L'orientation post scolaire est, par la force des choses, devenue une question particulièrement importante et sensible aujourd'hui, étant donné qu'elle détermine fortement, pour un bachelier, ses chances d'insertion professionnelle réussie sur le marché du travail, devenue de plus en plus difficile. Les familles l'ont d'ailleurs bien compris puisqu'elles s'intéressent, souvent avec une grande anxiété, à l'orientation de leurs enfants. Aujourd'hui, la situation semble, à cet égard, plus préoccupante, puisque le système de l'orientation, fortement contesté sur la place publique, même par les officiels, révèle nombre d'inégalités et de dysfonctionnements et relativise l’égalité des chances.

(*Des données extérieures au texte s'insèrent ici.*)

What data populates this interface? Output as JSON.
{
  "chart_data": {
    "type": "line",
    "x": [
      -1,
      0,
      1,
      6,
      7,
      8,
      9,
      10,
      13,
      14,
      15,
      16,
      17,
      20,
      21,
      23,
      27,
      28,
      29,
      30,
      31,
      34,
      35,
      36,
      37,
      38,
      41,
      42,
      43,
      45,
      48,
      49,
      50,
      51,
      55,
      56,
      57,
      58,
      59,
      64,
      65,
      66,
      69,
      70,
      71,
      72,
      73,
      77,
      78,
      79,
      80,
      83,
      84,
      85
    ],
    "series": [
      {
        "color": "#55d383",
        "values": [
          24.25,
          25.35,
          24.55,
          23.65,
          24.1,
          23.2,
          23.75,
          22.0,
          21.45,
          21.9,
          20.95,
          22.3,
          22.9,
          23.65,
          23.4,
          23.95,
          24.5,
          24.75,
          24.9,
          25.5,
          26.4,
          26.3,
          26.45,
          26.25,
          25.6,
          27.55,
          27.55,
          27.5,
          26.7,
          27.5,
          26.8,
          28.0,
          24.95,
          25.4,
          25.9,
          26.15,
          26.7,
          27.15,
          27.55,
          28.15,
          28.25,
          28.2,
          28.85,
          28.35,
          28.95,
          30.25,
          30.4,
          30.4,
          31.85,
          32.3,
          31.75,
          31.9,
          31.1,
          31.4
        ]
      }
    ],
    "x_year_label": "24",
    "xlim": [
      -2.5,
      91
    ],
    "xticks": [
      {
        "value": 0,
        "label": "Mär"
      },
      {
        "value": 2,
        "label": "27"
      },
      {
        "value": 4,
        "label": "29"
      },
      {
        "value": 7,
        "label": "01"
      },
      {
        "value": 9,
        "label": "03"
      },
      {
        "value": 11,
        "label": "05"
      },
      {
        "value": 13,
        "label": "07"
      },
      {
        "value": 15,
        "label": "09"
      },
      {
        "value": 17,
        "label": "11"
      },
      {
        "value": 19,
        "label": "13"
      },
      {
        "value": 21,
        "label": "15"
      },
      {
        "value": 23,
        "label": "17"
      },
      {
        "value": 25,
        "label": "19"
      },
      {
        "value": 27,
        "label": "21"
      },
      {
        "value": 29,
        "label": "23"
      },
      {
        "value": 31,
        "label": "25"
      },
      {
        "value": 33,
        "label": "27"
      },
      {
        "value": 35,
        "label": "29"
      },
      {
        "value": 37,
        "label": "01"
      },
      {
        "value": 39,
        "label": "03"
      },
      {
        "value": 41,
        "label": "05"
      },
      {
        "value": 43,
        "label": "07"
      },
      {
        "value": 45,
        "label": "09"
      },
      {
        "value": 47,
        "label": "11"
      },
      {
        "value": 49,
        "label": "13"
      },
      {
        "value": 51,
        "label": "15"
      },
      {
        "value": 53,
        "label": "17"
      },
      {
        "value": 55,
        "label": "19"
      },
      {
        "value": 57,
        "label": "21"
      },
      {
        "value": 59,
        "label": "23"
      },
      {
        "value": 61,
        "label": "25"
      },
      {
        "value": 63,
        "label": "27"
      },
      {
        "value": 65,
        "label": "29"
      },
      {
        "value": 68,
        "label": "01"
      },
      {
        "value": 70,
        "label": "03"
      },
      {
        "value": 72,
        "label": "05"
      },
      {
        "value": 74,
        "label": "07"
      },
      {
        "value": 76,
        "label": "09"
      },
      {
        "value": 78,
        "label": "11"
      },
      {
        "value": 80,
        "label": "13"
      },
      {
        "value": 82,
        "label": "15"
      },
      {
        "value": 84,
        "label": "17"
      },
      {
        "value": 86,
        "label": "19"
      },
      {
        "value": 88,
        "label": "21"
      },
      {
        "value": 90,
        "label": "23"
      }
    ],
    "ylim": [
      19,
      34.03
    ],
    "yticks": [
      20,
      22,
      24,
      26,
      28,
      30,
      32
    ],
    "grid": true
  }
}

On voit d'ailleurs se développer, en réponse à ces défaillances, un marché privé venant creuser encore plus les inégalités sociales et accroître le discrédit du service public de l'Education. Lorsqu’un candidat n’obtient pas l’orientation visée, les familles matériellement aisées, court-circuitent le système en faisant en sorte que leur enfant soit inscrit dans la branche choisie, dans une institution universitaire privée ou à l’étranger. Un véritable marché parallèle de la réorientation s’est ouvert dans le privé en marge du système public, tout comme certains organismes promeuvent les études à l’étranger, notamment dans les pays de l’Europe de l’Est. Pour les autres, ceux qui n’en ont pas les moyens, ils sont obligés de se contenter des branches qu’on leur a imposé dans l’enseignement public. Ainsi le pouvoir de l’argent relativise gravement l’orientation universitaire et accentue l’hémorragie des cerveaux que subis gravement notre pays. Tous s'accordent donc, aujourd'hui, sur la nécessité de moderniser, d'optimiser et de rendre plus juste le système actuel, mais là encore les postures envisagées divergent et tournent rapidement en querelles de salons.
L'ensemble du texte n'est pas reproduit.